The election of a new director marks a major milestone in the history of CIRTL as the organization completes its transition from a PI-led research project to organization operating under a new Constitution and Bylaws. Fontecchio says that, while CIRTL’s physical headquarters will remain in Wisconsin, the transition for both himself and the organization will be relatively seamless.
“When the first outside organizations joined CIRTL, it was easy for them to travel between each other, because most of them were in the Wisconsin/Michigan area,” he says. “But very quickly, as more institutions joined and the scope became national, many of CIRTL’s functions became virtual.
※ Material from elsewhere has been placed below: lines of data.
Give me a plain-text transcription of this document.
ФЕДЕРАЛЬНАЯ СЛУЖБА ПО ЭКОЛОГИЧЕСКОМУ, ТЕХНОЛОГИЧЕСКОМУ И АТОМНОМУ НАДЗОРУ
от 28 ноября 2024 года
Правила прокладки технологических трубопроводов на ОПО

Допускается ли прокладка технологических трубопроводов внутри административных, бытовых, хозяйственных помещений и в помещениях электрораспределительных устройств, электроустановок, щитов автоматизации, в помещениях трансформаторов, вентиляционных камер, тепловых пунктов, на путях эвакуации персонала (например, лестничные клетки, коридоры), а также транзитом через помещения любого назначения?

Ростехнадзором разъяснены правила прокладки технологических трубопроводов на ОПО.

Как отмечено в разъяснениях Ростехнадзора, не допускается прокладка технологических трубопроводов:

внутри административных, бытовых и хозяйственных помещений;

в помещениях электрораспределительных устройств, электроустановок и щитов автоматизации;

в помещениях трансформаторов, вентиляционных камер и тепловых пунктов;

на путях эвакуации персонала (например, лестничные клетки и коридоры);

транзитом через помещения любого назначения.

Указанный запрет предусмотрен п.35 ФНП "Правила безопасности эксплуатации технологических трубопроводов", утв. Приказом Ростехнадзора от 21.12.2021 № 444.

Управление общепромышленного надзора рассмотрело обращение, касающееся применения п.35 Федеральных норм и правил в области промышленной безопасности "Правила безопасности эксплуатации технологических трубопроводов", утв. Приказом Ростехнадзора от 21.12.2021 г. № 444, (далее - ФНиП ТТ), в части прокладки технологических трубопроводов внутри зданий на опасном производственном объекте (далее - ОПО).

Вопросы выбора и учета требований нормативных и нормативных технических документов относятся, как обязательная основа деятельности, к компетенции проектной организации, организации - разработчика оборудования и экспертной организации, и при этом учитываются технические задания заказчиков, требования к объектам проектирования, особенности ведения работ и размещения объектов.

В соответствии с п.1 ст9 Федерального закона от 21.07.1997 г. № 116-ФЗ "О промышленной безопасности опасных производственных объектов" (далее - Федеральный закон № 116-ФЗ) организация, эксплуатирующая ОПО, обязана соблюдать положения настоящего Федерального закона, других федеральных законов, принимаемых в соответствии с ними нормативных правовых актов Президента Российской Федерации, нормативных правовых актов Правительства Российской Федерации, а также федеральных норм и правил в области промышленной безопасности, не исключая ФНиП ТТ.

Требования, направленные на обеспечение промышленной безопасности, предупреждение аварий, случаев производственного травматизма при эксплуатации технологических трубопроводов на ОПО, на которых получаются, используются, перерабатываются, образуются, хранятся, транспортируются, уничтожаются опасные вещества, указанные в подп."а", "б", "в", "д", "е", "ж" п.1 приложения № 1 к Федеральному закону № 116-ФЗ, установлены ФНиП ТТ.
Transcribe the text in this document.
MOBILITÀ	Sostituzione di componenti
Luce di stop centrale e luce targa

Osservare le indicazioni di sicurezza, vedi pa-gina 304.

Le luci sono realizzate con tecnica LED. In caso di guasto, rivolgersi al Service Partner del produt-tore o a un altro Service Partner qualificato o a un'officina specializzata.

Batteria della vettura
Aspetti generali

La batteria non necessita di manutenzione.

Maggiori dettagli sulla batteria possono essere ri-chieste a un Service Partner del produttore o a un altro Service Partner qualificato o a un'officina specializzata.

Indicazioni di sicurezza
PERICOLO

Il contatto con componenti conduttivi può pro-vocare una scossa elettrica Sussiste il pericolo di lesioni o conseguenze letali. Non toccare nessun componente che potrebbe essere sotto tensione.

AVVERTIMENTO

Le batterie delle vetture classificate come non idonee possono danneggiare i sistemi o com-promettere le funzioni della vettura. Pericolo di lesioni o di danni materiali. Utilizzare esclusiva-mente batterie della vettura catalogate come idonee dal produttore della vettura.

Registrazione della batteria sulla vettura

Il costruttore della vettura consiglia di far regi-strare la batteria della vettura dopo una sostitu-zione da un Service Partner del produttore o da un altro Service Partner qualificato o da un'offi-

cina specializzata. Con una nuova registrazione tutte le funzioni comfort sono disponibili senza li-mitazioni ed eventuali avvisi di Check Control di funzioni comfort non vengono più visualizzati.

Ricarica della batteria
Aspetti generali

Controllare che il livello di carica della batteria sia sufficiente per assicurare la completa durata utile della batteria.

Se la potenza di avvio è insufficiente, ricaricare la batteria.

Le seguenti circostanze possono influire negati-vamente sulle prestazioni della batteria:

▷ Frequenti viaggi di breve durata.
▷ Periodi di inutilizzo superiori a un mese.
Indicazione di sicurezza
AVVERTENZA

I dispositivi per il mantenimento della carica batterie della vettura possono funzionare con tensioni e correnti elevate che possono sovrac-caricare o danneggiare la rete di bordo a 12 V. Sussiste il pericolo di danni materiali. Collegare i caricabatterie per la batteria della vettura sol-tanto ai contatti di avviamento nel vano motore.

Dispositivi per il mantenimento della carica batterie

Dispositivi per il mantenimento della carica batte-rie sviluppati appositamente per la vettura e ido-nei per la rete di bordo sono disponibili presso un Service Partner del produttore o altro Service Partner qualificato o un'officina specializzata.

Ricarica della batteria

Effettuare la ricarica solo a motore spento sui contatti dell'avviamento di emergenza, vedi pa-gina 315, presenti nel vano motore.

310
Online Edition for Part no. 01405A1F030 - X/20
We held online meetings, developed Massive Open Online Courses (MOOCs) for members to participate in…the network has been doing great virtual work for more than 18 years.”
One of Fontecchio’s goals as director is to build on the network’s virtual capability to expand its reach.
“As a network, we want to see how we can bring in more membership from HBCUs and other minority-serving institutions,” he says. “We are also looking into making more connections with community colleges, which may seem odd for a group that was founded on high PhD-producing institutions, but if you think about our mission to train faculty to make STEM more accessible for a diverse audience, we should be doing that wherever STEM is taught.”
CIRTL will also look to help faculty who have started teaching since the onset of the pandemic.
“What you’ve had over the last two years is these junior faculty who finished their PhD programs and immediately started teaching in a virtual environment, and now that students are back in person, they aren’t as well prepared for that” Fontecchio explains. “What we’re considering is taking this robust training and self-evaluation cycle that we’ve built and apply it to junior faculty so they can learn in real time how effective their teaching methods are.”
Locally, Fontecchio says that he hopes his leadership position brings more visibility to CASTLE and CIRTL’s programming at Drexel.
“We have a lot of classes and offerings here at Drexel through CASTLE that can be very beneficial to any graduate student or postdoc who is on the track to become a faculty member somewhere,” he says. “And while CIRTL and CASTLE were developed by and for STEM faculty, let’s just say that we don’t check your STEM ID at the door. Everyone is welcome to participate and learn how to become a better educator.”